While we of course miss our previous social lives, not having visited all the top new restaurants in London isn’t really a cause for concern when they are reduced to doing takeaway, if they are open at all. A list of the best new hotels to visit in 2021 is the very definition of a waste of space when most of the UK is under strict tier four restrictions that prevent travel and will be for some time.
A list of the best walks for Boxing Day has to carry a sub editor’s warning that readers are not currently permitted to travel between tiered areas, rendering the routes shown in great detail of interest only to those who already live near them and will surely know them well.
And, in a year spent confined to home, one would expect Vogue to have come up with a superlative list of fabulous items that every lockdown household needs, but the list its writers compiled reads like pretty much everyone’s Amazon 2020 order history in its whimsy. Taco press? Facemask stand? SURE. Why not?
Newspapers love lists, of course, because they fill space and can be compiled weeks in advance, much like those awful annual quizzes that they also insist on running at this time of year. ‘What can you remember about 2020?’ they demand. Nothing, pal. Last time I looked it was February and everything was great. Bit of a blur since then, so you’ll have to excuse my inability to name the winner of the locked-down French Open.

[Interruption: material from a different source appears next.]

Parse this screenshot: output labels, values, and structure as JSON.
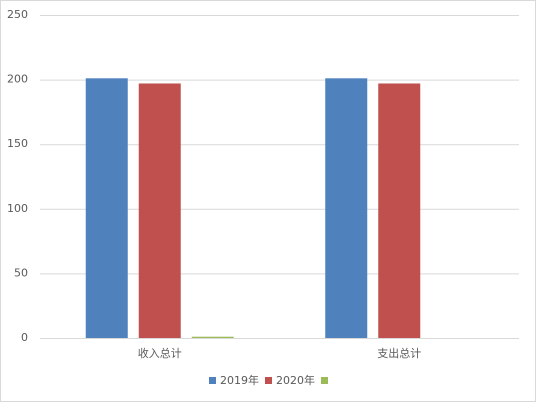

You want a list? I’ve got a list for you that doesn’t feature The Queen’s Gambit or The Crown. How about the top countries for Covid-19 fatalities? In a year when the Olympics didn’t happen, it reads like a medal table for ill-preparedness, ignorance and ineptitude. A list, like many, that features Schitts Creek, but with a focus on the deep schitt, and the perplexing absence of a paddle. It still has more laughs than the TV show, mind.
Or how about a list that keeps getting longer: namely, the number of SARS-CoV-2 variants that are now emerging and whose sequences are being painstakingly logged? Now that’s a list.
And I bet you haven’t seen them before. Even the experts haven’t.